Eugene Volokh, of the Volokh Conspiracy, has a piece on the recent decision by the Supreme Court striking down Randall v. Sorrel.
The reason that the court struck down the law here--which, among other things, would have limited a candidate's total spending for Vermont state representative races to $2,000 for both the primary election and general election put together--is not that money is speech. Rather, it's that restrictions on spending money to speak are restrictions on speech, and "money is speech" is, I think, a misleading way of expressing this claim.
It's fun to read some of the analogies Eugene comes up with to illustrate why a restriction on campaign spending is a restriction on speech.
Would we say "money is abortion"? I doubt it, but a law that banned the spending of money would surely be a serious restriction on abortion rights (whether or not you think that the court was right to recognize such rights).
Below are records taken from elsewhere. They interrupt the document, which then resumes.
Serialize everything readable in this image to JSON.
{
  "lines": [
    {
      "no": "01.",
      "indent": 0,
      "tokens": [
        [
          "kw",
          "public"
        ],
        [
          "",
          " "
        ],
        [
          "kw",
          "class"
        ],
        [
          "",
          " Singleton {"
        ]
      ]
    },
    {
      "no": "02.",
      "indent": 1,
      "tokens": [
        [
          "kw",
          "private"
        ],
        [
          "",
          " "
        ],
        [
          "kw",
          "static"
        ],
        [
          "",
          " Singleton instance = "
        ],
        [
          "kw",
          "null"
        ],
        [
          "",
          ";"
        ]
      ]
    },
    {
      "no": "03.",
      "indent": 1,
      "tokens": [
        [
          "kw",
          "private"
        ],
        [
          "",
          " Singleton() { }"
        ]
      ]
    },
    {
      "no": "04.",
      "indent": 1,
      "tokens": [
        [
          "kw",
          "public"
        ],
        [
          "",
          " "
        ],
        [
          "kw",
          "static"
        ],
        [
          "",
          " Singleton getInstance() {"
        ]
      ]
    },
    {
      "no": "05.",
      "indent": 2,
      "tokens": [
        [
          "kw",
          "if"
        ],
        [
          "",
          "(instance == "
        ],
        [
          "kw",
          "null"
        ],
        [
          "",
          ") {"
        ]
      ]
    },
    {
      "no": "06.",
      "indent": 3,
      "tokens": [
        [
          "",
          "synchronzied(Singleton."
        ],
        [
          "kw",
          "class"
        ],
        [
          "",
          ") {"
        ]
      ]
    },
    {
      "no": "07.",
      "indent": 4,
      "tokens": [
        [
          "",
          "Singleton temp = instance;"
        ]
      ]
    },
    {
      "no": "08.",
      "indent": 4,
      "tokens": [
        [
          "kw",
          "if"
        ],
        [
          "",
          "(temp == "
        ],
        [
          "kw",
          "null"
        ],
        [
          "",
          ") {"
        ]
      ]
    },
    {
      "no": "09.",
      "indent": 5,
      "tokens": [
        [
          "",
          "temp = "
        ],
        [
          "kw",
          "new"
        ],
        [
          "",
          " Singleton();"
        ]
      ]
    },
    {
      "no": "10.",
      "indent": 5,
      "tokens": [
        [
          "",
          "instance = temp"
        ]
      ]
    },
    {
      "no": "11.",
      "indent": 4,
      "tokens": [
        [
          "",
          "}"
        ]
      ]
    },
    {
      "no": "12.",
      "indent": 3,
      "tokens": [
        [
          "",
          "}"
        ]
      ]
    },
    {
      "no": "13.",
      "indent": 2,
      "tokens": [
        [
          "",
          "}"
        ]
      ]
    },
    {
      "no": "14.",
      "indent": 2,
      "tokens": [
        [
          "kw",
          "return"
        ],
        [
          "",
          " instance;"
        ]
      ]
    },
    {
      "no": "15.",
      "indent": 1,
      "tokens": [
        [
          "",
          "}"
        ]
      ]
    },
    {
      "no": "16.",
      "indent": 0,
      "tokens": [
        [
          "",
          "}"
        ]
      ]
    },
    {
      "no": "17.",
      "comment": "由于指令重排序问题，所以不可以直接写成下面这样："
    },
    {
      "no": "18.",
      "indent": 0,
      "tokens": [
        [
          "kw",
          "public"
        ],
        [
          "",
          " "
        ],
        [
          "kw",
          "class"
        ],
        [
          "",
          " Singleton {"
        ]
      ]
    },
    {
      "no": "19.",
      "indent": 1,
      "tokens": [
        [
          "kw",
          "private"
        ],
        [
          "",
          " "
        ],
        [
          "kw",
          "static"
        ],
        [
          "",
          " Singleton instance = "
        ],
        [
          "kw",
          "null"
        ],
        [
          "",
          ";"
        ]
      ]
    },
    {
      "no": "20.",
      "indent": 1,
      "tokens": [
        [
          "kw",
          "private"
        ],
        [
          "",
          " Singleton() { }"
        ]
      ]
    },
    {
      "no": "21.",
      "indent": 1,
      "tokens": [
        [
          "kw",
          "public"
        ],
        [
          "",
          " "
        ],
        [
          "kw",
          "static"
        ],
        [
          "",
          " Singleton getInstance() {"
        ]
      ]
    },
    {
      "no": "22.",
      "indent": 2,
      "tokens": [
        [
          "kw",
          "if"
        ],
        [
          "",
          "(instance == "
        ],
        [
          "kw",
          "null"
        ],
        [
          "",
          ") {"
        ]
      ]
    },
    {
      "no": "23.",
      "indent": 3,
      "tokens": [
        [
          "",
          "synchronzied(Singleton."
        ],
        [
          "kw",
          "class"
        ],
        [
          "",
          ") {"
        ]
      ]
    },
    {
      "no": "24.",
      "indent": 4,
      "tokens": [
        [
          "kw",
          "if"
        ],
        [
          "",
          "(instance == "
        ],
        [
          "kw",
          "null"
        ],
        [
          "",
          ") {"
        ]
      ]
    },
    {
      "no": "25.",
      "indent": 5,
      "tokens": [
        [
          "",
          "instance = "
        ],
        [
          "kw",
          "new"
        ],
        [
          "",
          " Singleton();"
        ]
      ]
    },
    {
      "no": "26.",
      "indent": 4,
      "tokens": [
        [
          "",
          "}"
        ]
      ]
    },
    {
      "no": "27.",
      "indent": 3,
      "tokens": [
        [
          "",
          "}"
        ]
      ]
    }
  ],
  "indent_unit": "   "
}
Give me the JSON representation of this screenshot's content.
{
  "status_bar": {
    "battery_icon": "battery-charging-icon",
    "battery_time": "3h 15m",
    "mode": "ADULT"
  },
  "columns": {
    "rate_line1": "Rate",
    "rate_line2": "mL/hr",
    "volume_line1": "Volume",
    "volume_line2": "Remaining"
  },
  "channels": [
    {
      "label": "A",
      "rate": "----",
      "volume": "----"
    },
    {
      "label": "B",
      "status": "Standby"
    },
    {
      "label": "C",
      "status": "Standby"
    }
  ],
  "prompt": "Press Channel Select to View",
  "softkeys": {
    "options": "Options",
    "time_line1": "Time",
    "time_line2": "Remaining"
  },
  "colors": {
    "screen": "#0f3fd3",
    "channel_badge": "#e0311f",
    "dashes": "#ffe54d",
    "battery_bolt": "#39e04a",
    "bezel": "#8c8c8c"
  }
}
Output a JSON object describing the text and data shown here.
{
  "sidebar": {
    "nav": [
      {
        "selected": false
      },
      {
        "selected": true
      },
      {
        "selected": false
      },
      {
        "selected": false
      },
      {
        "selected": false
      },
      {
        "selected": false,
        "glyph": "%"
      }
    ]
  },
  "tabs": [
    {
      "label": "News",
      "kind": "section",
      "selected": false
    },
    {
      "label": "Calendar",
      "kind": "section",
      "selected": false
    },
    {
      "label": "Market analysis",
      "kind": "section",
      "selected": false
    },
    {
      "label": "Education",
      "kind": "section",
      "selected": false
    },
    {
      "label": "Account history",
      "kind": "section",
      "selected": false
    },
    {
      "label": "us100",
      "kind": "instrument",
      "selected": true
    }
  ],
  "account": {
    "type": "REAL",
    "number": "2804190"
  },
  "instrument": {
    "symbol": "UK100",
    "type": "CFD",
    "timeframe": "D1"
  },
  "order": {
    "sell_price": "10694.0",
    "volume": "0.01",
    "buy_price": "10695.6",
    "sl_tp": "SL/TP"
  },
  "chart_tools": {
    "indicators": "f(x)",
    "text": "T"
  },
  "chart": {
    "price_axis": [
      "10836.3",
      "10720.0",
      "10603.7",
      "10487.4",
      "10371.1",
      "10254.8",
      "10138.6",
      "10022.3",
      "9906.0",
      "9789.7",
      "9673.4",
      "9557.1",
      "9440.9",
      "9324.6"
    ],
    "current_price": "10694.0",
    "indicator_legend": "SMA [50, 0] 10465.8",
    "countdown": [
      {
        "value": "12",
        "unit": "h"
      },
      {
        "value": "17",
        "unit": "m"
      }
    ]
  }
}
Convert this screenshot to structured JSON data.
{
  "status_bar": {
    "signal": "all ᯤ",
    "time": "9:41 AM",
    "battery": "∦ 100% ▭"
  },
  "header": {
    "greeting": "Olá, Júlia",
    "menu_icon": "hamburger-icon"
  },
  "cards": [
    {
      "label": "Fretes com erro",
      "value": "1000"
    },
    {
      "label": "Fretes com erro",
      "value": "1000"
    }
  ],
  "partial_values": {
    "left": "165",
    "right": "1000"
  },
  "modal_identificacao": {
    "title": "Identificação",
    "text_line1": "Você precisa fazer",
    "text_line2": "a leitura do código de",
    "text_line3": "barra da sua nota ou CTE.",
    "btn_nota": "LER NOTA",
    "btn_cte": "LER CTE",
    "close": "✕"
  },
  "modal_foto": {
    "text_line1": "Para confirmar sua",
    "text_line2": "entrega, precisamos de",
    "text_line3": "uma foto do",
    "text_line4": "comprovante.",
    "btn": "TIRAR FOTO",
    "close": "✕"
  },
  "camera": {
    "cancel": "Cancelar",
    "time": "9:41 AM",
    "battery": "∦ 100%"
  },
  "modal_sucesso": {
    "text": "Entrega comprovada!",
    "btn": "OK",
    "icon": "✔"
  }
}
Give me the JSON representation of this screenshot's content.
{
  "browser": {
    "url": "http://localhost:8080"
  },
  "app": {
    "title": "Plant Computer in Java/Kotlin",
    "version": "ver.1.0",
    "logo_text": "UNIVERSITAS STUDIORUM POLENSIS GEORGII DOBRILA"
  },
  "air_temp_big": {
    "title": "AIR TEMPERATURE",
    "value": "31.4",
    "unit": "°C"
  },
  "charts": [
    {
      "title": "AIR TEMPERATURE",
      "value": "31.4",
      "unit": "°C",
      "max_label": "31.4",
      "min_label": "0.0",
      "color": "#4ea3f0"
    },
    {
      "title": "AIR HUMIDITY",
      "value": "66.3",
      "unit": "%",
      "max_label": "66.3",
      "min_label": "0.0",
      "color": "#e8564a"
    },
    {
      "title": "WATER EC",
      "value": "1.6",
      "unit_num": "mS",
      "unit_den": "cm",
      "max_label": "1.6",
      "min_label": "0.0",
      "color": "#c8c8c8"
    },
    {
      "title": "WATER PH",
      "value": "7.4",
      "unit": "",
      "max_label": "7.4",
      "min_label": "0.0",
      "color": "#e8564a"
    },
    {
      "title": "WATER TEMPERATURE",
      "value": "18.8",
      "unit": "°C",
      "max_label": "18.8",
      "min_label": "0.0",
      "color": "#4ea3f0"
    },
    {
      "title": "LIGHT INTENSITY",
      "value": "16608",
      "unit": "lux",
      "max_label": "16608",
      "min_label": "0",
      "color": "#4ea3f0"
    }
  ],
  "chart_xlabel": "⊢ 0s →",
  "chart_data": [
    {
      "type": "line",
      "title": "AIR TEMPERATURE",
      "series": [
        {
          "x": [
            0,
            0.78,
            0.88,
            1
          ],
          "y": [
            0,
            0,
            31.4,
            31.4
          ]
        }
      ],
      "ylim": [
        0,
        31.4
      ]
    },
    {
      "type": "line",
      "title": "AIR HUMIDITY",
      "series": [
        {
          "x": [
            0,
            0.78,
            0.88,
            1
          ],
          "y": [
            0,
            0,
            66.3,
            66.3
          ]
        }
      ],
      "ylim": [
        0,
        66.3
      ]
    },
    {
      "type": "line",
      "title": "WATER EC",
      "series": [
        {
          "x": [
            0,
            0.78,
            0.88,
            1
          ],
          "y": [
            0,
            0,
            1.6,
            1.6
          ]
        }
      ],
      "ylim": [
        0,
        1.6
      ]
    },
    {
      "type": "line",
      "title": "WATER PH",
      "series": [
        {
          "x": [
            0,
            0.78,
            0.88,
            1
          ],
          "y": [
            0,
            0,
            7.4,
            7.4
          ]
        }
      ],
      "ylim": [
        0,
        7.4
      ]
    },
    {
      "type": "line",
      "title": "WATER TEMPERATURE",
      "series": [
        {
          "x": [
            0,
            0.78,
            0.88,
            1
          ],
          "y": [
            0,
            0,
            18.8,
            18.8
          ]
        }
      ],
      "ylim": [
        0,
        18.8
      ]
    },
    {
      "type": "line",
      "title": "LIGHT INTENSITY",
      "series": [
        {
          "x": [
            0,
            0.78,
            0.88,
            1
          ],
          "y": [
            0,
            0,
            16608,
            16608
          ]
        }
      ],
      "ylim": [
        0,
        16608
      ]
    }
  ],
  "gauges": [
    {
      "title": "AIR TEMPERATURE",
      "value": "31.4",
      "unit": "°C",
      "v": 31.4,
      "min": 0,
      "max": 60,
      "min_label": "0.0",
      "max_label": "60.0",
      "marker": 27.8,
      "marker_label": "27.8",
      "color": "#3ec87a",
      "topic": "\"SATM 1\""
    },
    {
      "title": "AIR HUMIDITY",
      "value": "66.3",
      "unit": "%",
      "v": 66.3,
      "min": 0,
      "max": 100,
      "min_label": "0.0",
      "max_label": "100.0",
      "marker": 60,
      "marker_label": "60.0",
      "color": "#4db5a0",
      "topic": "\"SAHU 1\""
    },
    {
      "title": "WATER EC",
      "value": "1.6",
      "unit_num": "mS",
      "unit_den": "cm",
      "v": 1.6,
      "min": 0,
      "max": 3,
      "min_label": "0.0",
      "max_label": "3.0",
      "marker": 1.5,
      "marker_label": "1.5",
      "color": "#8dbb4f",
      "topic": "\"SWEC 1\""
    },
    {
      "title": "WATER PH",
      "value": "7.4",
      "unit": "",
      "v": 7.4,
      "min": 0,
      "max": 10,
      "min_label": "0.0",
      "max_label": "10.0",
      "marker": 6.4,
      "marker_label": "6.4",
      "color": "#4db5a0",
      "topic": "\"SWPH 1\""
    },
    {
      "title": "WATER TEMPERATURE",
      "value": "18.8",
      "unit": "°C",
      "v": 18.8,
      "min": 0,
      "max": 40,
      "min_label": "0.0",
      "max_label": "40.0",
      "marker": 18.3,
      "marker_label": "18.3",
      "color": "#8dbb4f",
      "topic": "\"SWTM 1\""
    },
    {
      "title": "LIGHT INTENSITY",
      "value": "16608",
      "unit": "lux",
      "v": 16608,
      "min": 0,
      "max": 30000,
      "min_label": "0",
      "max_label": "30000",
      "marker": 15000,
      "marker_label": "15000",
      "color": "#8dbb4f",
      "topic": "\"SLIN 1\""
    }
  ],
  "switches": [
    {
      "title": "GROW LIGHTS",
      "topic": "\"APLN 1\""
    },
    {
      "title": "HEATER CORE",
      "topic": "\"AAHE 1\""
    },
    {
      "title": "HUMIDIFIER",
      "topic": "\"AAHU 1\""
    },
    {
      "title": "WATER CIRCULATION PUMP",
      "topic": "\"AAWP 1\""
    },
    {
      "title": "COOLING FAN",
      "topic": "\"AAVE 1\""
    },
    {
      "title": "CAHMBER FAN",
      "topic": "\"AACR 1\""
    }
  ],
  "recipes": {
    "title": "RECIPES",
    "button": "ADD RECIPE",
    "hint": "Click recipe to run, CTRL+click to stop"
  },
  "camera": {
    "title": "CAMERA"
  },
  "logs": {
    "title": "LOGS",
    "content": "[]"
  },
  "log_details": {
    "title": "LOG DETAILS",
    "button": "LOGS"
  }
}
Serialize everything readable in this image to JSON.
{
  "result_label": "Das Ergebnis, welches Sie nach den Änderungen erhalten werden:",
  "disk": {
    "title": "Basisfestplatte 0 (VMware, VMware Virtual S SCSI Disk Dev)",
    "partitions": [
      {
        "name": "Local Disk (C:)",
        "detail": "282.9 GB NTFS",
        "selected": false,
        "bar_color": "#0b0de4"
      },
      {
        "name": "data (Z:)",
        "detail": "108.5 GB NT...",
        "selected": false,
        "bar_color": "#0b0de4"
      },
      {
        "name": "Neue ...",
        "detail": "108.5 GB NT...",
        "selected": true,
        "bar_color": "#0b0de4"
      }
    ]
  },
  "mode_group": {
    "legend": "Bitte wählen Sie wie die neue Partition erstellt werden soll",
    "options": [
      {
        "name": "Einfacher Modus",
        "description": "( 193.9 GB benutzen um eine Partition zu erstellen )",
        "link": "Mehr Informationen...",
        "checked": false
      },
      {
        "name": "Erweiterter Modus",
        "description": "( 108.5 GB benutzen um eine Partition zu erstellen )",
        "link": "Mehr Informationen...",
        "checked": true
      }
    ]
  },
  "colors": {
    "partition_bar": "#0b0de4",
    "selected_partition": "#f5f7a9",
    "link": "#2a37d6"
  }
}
A law that capped the spending of money for abortions at a small amount, far smaller than abortions often cost, would likewise be a burden on abortion rights, and dismissing this argument as "it is quite wrong to equate money and abortion" would be unsound.
Likewise, we wouldn't say "money is education," or "money is lawyering." Yet a law that capped private-school tuitions at $2,000 (not just limited the amount of government-provided scholarships, but capped private spending by parents for tuition) would be a serious, likely unconstitutional, burden on the right to educate one's child at a private school. Likewise, a law that barred wealthy defendants from spending more than $20,000--or even $200,000--for assistance of counsel would violate the Sixth Amendment. Even if for some reason you thought that these laws should be upheld, the response that "it is quite wrong to equate money and [education/lawyering]" would be an unsound response.